Calculating the minimum diameter of a rod when subjected to stresses requires consideration of both tensile and shear stresses. A circular rod must have enough diameter to withstand the maximum allowable stress, ensuring its structural integrity.
The formula used for tensile stress is:

• \( \sigma = \frac{4P}{\pi d^2} \)
• Given an allowable tensile stress (\( 118 \ \mathrm{MPa} \)), solve for \( d \) to find the rod's minimum diameter.

Let's solve it:

• Set \( \frac{4P}{\pi d^2} \leq 118 \), solve for \( d \).
• For our calculation, insert \( P = 3500 \ \mathrm{N} \) and obtain \( d \approx 6.14 \ \mathrm{mm} \).

Similarly, we solve the minimum diameter for shear stress:

• \( \tau = \frac{4P}{\pi d^2} \) with an allowable shear stress of \( 48 \ \mathrm{MPa} \).
• Insert \( P = 3500 \ \mathrm{N} \), yielding \( d \approx 9.64 \ \mathrm{mm} \).

The critical importance here is picking the larger diameter from the tensile and shear stress calculations, which in this instance is \( 9.64 \ \mathrm{mm} \). This ensures the rod satisfies both stresses.
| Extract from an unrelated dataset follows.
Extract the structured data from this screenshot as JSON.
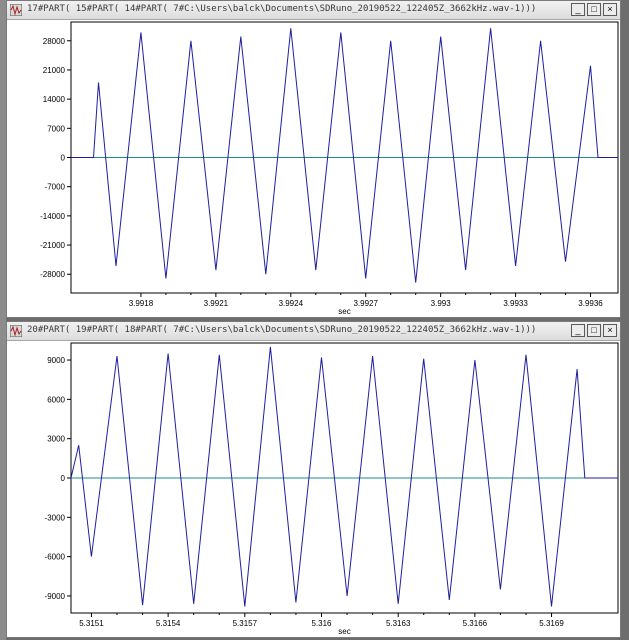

Allowable stress refers to the maximum stress that a material can withstand under specific conditions without failing. It is crucial in ensuring designs are safe, reliable, and capable of enduring applied loads within limits.
In engineering, allowable stress is derived from the material's strength properties and is typically specified for both tensile and shear stresses:

• Tensile allowable stress: \( 118 \ \mathrm{MPa} \)
• Shear allowable stress: \( 48 \ \mathrm{MPa} \)

These values act as thresholds when designing components like rods, gears, and beams. They are safety margins based on material tests and industry standards.
For our rod scenario, the provided tensile and shear allowable stresses enable us to determine the suitable diameter to prevent material failure. By comparing calculated stresses to allowable limits, we ensure the design is safe against potential breakage due to excessive force.